In response to these developments, ASIC has issued guidance to set out its views on the appropriate approach to calling and holding meetings virtually or in a hybrid format (where some members participate online and others are at a physical location). The guidance outlines, among other things, that:

  • members at a hybrid or virtual meeting should be given an opportunity to participate in the meeting that is equivalent to the one they would have had if attending in person, including being able to ask questions live and engage in debate over resolutions during the course of the meeting regardless of whether they are participating in person or virtually;
  • all voting at a virtual or hybrid meeting should be by a poll rather than a show of hands, and members should be able to cast a vote live during the meeting via virtual technology in the same way that they would if they attended in person;
  • where practicable, voting online or by other means should also be available before the meeting, for the convenience of members who do not otherwise intend to participate;
  • the notice-of-meeting should include clear explanations of how to use the technology to observe, vote, make comments and ask questions; and
  • if technical problems result in a number of members being unable to reasonably participate, the meeting should be adjourned until the problem is fixed.

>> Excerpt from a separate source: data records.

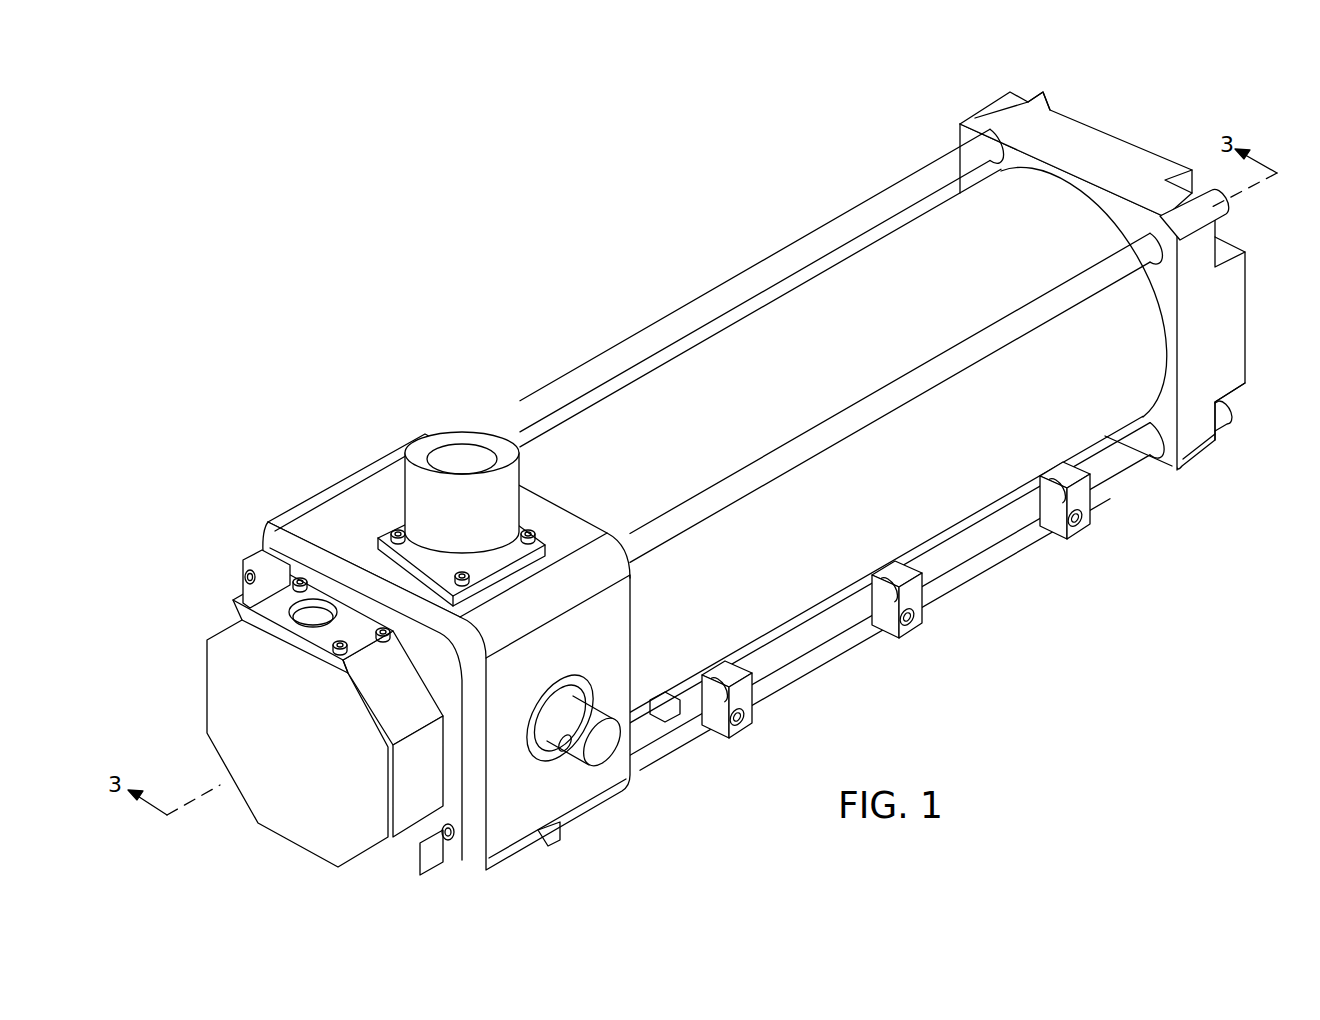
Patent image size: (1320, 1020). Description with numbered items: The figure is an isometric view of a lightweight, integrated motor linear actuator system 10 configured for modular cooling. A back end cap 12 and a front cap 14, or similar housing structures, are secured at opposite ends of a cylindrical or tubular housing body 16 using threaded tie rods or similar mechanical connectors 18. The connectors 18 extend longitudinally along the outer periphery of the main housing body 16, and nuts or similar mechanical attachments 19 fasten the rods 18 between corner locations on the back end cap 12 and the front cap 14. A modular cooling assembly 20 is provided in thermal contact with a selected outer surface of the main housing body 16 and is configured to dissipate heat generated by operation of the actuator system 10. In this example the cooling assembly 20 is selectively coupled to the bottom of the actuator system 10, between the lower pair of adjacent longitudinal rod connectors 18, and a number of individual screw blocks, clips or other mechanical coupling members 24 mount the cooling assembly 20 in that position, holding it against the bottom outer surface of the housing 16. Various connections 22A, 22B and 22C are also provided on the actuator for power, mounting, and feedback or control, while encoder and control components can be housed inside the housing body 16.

The integrated motor linear actuator system 10 is at (386, 244).
The back end cap 12 is at (380, 463).
The front cap 14 is at (1118, 140).
The tubular housing body 16 is at (843, 293).
The tie rods 18 is at (630, 357).
The nuts 19 is at (1050, 100).
The modular cooling assembly 20 is at (833, 683).
The connection 22A is at (457, 455).
The connection 22B is at (597, 745).
The connection 22C is at (290, 530).
The mechanical coupling members 24 is at (1078, 530).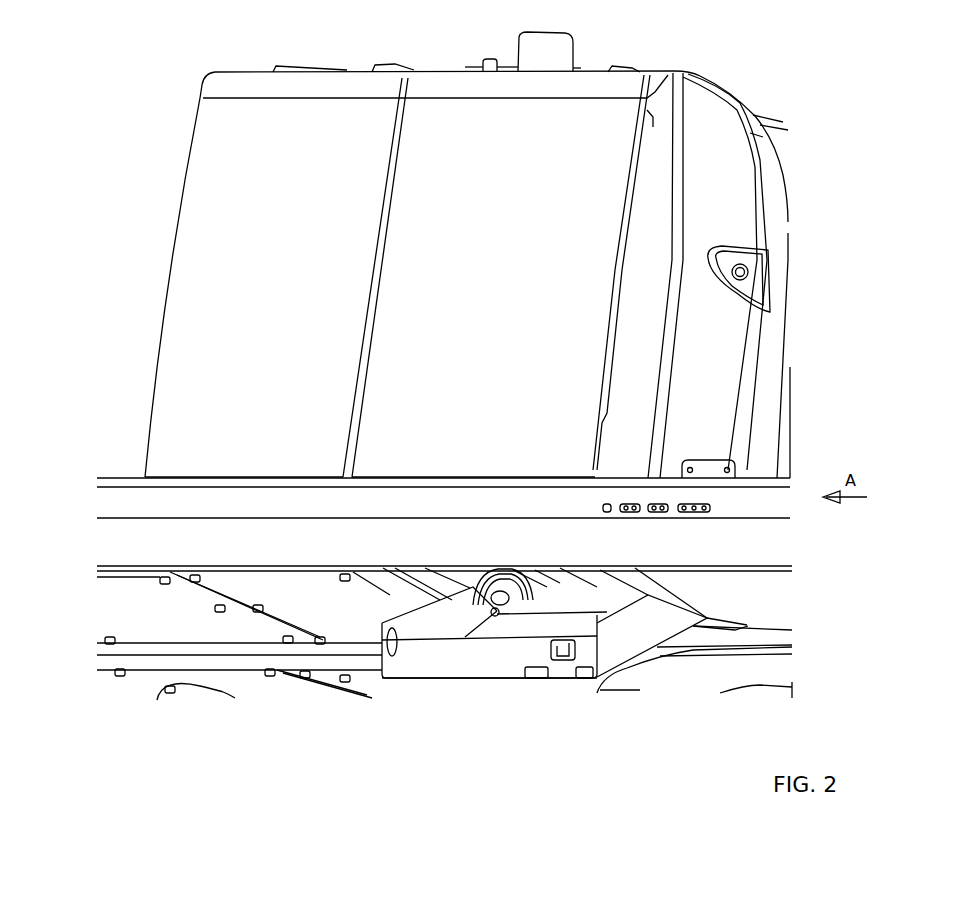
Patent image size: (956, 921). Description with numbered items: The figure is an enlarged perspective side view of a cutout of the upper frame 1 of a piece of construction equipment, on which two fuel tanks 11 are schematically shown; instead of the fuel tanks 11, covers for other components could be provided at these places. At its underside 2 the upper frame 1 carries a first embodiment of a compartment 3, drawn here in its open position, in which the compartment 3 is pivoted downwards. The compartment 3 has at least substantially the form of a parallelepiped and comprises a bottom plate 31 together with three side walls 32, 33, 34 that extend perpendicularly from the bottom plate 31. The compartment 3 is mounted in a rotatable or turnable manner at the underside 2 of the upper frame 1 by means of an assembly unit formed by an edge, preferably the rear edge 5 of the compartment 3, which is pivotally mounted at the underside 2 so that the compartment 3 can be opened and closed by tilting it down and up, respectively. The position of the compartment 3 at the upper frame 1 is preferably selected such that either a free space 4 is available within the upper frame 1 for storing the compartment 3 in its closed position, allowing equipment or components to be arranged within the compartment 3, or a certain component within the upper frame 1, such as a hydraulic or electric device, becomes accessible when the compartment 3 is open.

The upper frame 1 is at (100, 128).
The underside 2 is at (152, 499).
The fuel tank 11 is at (270, 274).
The compartment 3 is at (537, 657).
The bottom plate 31 is at (528, 627).
The side wall 32 is at (448, 671).
The side wall 33 is at (450, 627).
The side wall 34 is at (652, 643).
The free space 4 is at (552, 582).
The rear edge 5 is at (587, 617).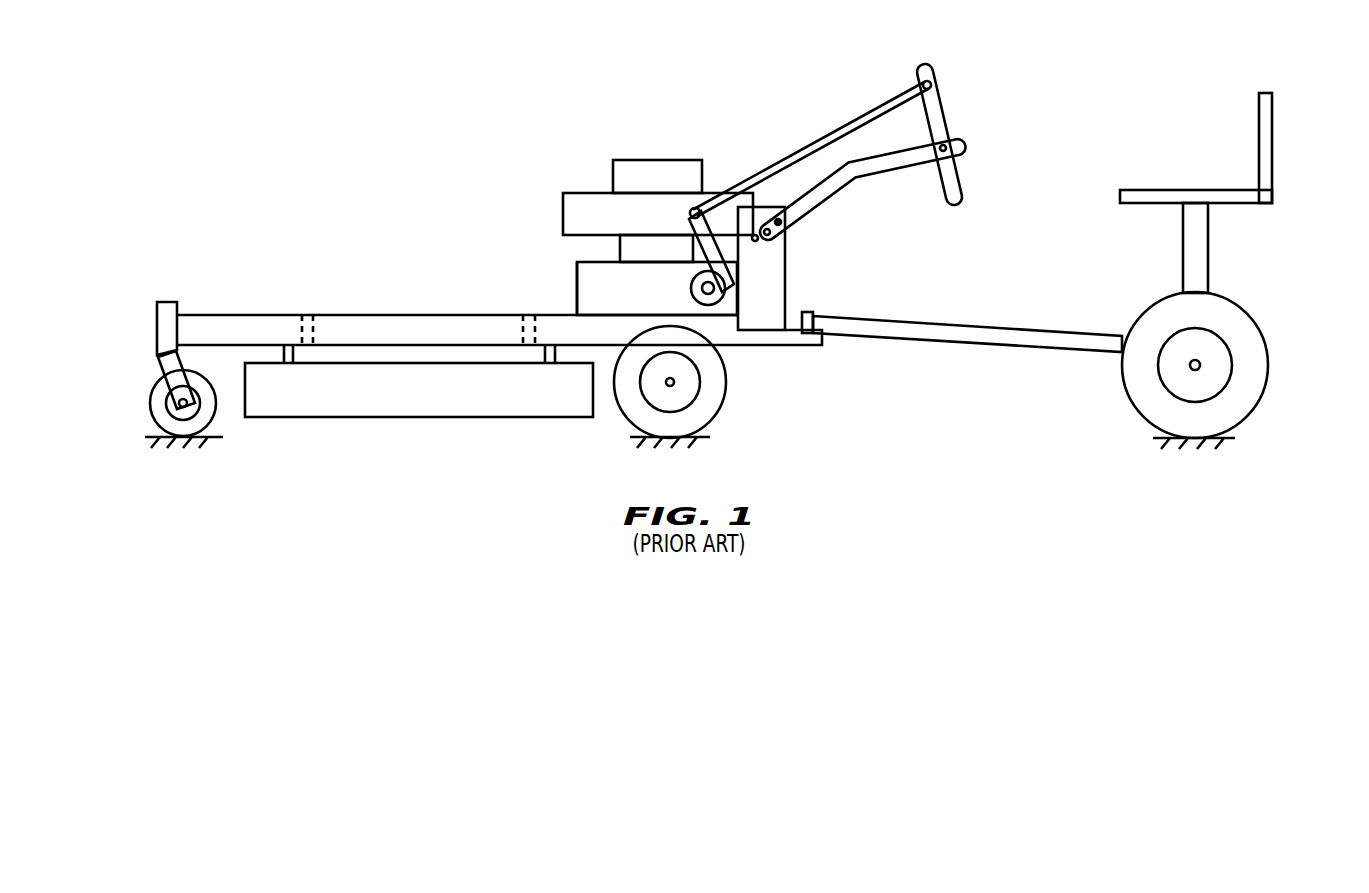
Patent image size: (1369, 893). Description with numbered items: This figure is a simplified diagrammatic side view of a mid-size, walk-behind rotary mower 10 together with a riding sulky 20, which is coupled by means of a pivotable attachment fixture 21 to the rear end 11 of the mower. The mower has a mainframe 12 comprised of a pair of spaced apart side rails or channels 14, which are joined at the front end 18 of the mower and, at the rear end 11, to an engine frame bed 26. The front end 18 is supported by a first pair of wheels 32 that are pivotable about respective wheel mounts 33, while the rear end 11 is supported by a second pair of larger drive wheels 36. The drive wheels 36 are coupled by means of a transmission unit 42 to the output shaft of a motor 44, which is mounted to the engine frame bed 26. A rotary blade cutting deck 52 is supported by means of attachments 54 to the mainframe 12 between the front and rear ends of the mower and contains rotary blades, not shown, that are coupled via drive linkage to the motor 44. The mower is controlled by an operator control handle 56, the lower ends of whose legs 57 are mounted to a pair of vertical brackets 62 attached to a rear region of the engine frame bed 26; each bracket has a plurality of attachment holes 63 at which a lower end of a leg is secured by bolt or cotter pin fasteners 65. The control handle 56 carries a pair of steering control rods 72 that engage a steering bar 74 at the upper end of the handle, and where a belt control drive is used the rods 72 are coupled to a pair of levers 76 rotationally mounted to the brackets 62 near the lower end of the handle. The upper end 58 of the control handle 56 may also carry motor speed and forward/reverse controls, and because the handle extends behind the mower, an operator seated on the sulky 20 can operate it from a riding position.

The walk-behind rotary mower 10 is at (315, 150).
The rear end 11 is at (790, 348).
The mainframe 12 is at (198, 290).
The side rail 14 is at (395, 315).
The front end 18 is at (157, 328).
The sulky 20 is at (1260, 255).
The pivotable attachment fixture 21 is at (807, 312).
The engine frame bed 26 is at (598, 316).
The front wheel 32 is at (150, 397).
The caster posts 33 is at (167, 302).
The drive wheel 36 is at (727, 405).
The transmission unit 42 is at (691, 290).
The motor 44 is at (577, 278).
The rotary blade cutting deck 52 is at (450, 418).
The attachments 54 is at (285, 345).
The operator control handle 56 is at (906, 180).
The legs 57 is at (805, 210).
The upper end 58 is at (963, 140).
The vertical bracket 62 is at (785, 262).
The attachment holes 63 is at (752, 232).
The bolt/cotter pin fasteners 65 is at (778, 219).
The steering control rods 72 is at (857, 118).
The steering bar 74 is at (940, 103).
The lever 76 is at (690, 208).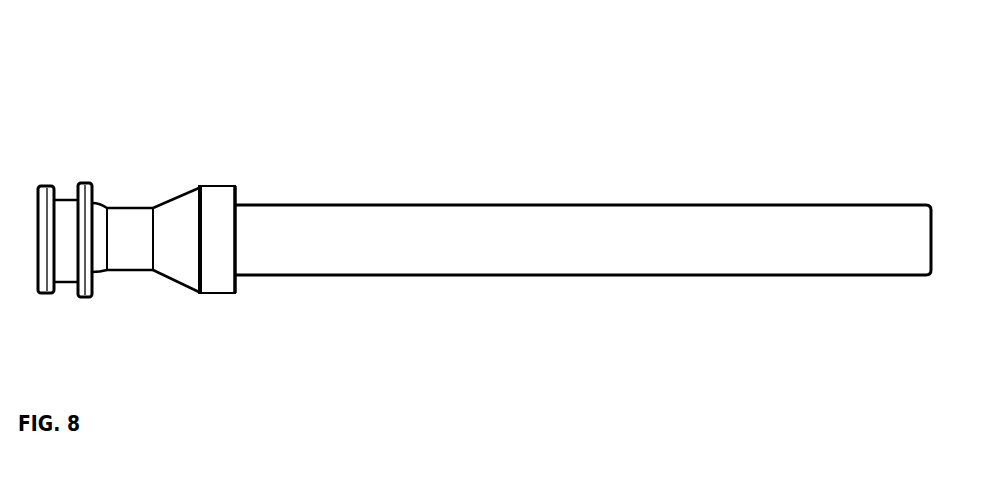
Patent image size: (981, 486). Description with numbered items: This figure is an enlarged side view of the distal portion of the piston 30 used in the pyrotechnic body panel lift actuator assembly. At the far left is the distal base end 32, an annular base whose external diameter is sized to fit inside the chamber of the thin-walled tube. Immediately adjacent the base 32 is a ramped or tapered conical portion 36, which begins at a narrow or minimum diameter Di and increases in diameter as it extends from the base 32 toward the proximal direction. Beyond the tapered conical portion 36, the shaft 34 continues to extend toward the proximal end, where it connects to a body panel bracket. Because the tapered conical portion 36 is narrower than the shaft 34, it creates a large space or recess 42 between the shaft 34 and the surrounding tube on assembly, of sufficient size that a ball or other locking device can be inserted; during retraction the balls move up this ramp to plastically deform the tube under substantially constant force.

The piston 30 is at (54, 46).
The distal base end 32 is at (48, 184).
The minimum diameter Di is at (108, 207).
The tapered conical portion 36 is at (165, 192).
The shaft 34 is at (363, 233).
The recess 42 is at (107, 283).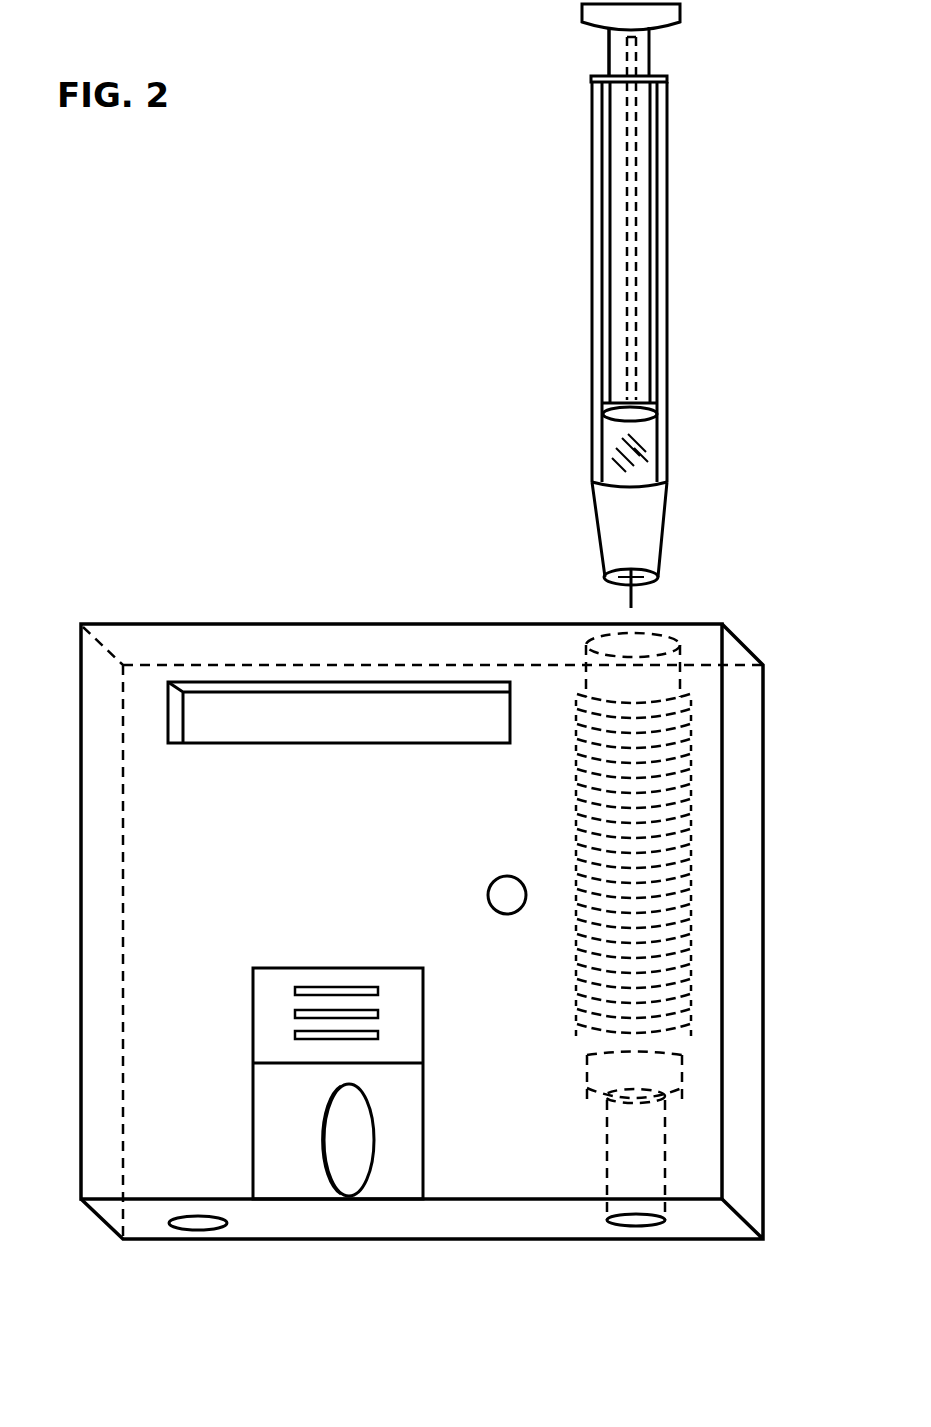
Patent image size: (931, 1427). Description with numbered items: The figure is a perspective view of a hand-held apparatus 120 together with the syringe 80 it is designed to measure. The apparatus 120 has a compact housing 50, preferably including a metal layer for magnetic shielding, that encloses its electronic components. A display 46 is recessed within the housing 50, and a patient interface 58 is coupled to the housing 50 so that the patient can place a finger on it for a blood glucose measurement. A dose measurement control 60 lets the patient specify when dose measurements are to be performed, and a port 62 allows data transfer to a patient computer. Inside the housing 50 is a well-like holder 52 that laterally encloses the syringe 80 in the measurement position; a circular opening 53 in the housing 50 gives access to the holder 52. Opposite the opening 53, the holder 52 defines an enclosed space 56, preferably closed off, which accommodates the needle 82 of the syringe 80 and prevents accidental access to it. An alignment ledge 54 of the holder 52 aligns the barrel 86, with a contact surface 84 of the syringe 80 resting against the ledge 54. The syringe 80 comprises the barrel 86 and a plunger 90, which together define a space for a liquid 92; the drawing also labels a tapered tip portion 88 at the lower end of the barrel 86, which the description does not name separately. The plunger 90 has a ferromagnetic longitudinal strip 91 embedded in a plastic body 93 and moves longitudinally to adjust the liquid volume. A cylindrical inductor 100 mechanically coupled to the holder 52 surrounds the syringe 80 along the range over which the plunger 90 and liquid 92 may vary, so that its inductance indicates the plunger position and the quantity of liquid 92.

The syringe 80 is at (498, 278).
The plunger 90 is at (652, 48).
The plastic body 93 is at (612, 57).
The longitudinal strip 91 is at (637, 218).
The barrel 86 is at (670, 410).
The liquid 92 is at (648, 431).
The syringe tip 88 is at (668, 532).
The needle 82 is at (633, 598).
The contact surface 84 is at (620, 583).
The apparatus 120 is at (186, 550).
The housing 50 is at (763, 790).
The display 46 is at (280, 744).
The dose measurement control 60 is at (488, 895).
The patient interface 58 is at (214, 1066).
The port 62 is at (198, 1229).
The circular opening 53 is at (680, 640).
The cylindrical inductor 100 is at (690, 790).
The holder 52 is at (706, 867).
The alignment ledge 54 is at (674, 1079).
The enclosed space 56 is at (665, 1158).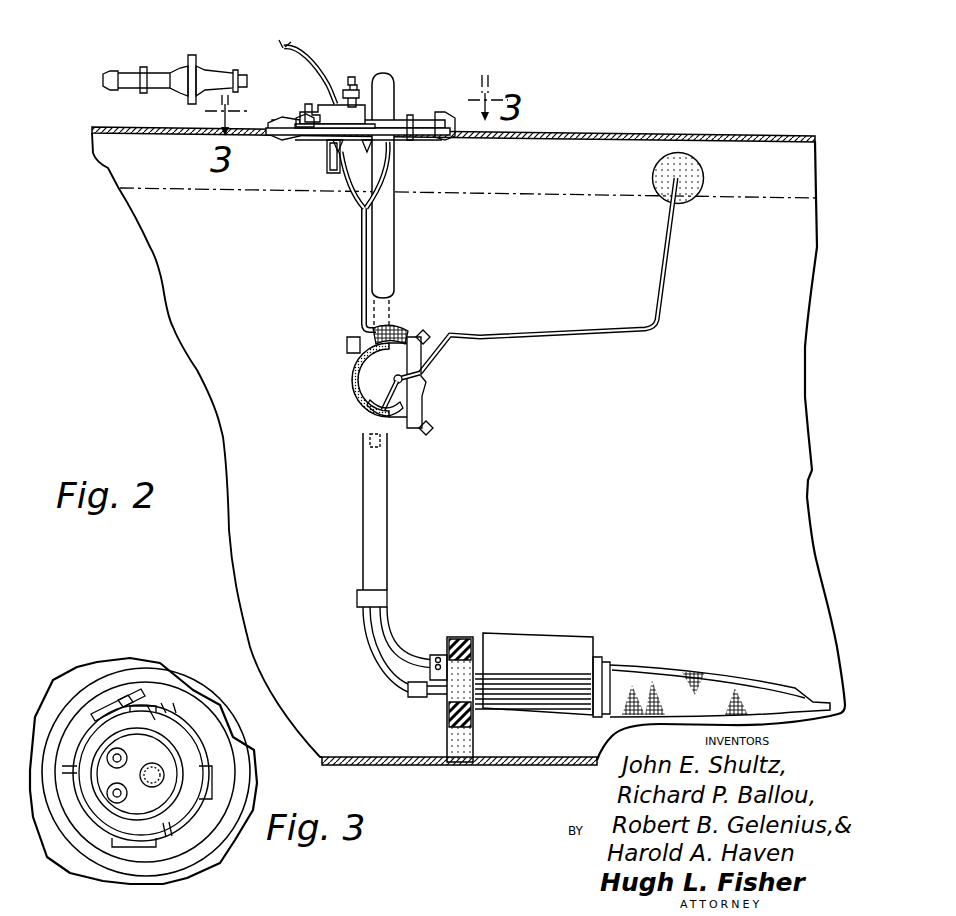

Hall & Wilcox has extensive experience in advising listed and unlisted entities and schemes on all aspects of their AGMs and other member meetings. If you or your clients are impacted by COVID-19 and require assistance with any member meetings, please feel free to contact us.

[1] For listed entities and schemes, these changes were implemented on 15 May 2020 through the ASIC Corporations (Extended Reporting and Lodgement Deadlines - Listed Entities) Instrument 2020/451. For unlisted entities and schemes, the application of the extension to entities and schemes with financial years ended after 31 March 2020 was implemented on 19 May 2020 through the ASIC Corporations (Amendment) Instrument 2020/452 (which among other things, amends the ASIC Corporations (Extended Reporting and Lodgement Deadlines - Unlisted Entities) Instrument 2020/395).